Monday, 6 September 2010

Kids will be kids

A fortnight ago, during the Tuesday afternoon stroll in the park of mums (and Wyn) and kids Angharad and five or six school-friends had been playing nicely, sharing bikes/scooters, climbing trees and generally playing chase together. After an hour or so four of the other kids told Angharad to go away and that she couldn't play with them. A watching mam and I just let them all be for a while as we've each seen kids say such stuff to one another. But it happened twice more, on the last occasion them running away and Ace forlornly following them. I asked them why they were saying that. One said "'cos we are making a surprise for her" [a grass dinosaur], a second said "'cos she takes our grass", a third said "'cos she doesn't want to play with us". By this time the mums had caught us up with assorted toddlers and babies trailing alongside. One asked me what was  the matter and I said "they are telling Angharad to go away". I was actually quite upset. The mums asked the kids for reasons and asked them to apologise to Angharad, which they did nicely, by word and sign. Ace and I went home.

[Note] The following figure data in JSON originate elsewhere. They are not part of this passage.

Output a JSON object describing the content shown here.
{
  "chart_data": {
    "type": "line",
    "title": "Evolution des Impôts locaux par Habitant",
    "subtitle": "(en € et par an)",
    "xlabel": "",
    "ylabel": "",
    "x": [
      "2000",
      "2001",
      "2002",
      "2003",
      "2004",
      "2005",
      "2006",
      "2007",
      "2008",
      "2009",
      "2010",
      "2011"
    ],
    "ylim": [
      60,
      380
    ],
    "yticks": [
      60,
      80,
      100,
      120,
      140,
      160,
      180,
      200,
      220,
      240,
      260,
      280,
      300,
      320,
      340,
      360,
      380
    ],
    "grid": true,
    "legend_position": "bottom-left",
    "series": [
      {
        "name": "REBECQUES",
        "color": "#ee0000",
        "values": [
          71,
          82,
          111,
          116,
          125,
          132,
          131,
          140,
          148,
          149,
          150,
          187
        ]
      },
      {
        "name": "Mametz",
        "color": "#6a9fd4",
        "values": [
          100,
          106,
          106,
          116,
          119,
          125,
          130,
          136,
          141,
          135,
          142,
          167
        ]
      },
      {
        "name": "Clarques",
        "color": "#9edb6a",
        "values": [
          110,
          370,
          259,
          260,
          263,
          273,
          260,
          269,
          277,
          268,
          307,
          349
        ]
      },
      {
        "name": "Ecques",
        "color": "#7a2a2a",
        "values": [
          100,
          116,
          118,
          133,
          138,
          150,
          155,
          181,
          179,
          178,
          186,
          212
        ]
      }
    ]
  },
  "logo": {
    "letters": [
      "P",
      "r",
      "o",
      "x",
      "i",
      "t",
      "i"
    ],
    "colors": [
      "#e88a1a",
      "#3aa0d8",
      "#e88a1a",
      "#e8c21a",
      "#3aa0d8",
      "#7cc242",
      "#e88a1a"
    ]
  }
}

Later that night a mum texted me to say that all the kids told the same story, that they wanted to do a surprise for Angharad and were sorry if they upset her. She added that her little boy and all A's classmates hold Ace in deep affection.

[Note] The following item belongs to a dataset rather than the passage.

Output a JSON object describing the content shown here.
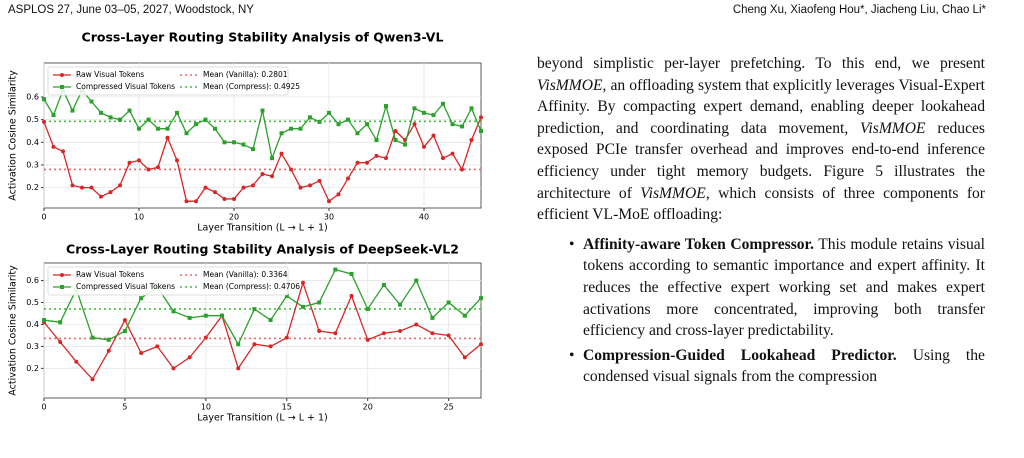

Not sure if this tale has a moral. What I learned however is that if there was an over-reaction it was mine. The kids were kids. Ace and I visited another class mate at her home last Friday morning and a third little girl was there too. The third girl at one point said to the hosting child "you're not my friend anymore" and tears rolled like a river. Kids are kids. They say and do things to see what it feels like, because they wont know any better until they see people's reactions, etc etc. They are also robust and able to forgive and forget and move on.

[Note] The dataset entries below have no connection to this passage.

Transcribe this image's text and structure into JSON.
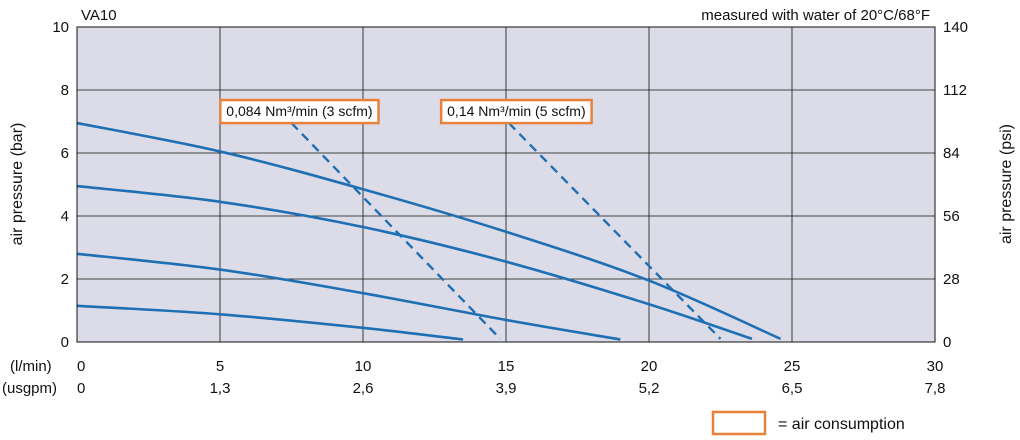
{
  "chart_data": {
    "type": "line",
    "title": "VA10",
    "note": "measured with water of 20°C/68°F",
    "ylabel_left": "air pressure (bar)",
    "ylabel_right": "air pressure (psi)",
    "x_unit_primary": "(l/min)",
    "x_unit_secondary": "(usgpm)",
    "xlim": [
      0,
      30
    ],
    "ylim": [
      0,
      10
    ],
    "x_ticks": [
      0,
      5,
      10,
      15,
      20,
      25,
      30
    ],
    "x_ticks_secondary": [
      "0",
      "1,3",
      "2,6",
      "3,9",
      "5,2",
      "6,5",
      "7,8"
    ],
    "y_ticks_left": [
      0,
      2,
      4,
      6,
      8,
      10
    ],
    "y_ticks_right": [
      0,
      28,
      56,
      84,
      112,
      140
    ],
    "grid": true,
    "plot_background": "#dcdce8",
    "line_color": "#1f6fb4",
    "box_color": "#e8823a",
    "series": [
      {
        "x": [
          0,
          5,
          10,
          13.5
        ],
        "y": [
          1.15,
          0.88,
          0.45,
          0.08
        ]
      },
      {
        "x": [
          0,
          5,
          10,
          15,
          19
        ],
        "y": [
          2.8,
          2.3,
          1.55,
          0.7,
          0.08
        ]
      },
      {
        "x": [
          0,
          5,
          10,
          15,
          20,
          23.6
        ],
        "y": [
          4.95,
          4.45,
          3.65,
          2.55,
          1.2,
          0.1
        ]
      },
      {
        "x": [
          0,
          5,
          10,
          15,
          20,
          24.6
        ],
        "y": [
          6.95,
          6.05,
          4.85,
          3.5,
          1.95,
          0.1
        ]
      }
    ],
    "air_consumption": [
      {
        "label": "0,084 Nm³/min (3 scfm)",
        "x": [
          7.5,
          14.8
        ],
        "y": [
          6.95,
          0.1
        ]
      },
      {
        "label": "0,14 Nm³/min (5 scfm)",
        "x": [
          15.1,
          22.5
        ],
        "y": [
          6.95,
          0.1
        ]
      }
    ],
    "legend": {
      "text": "= air consumption"
    }
  }
}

Another mam, in a separate story, told me that she'd asked her four-year-old to stand on his naughty chair for some transgression or another. At which point she said if he did such a thing at school the teachers would no doubt put him on the naughty step. His response was "I don't care, if I have to go on the naughty step in school Angharad would come and see me, she's the kindest one in our class". Nikki's immediate comment was "she'll probably end up a prison visitor"!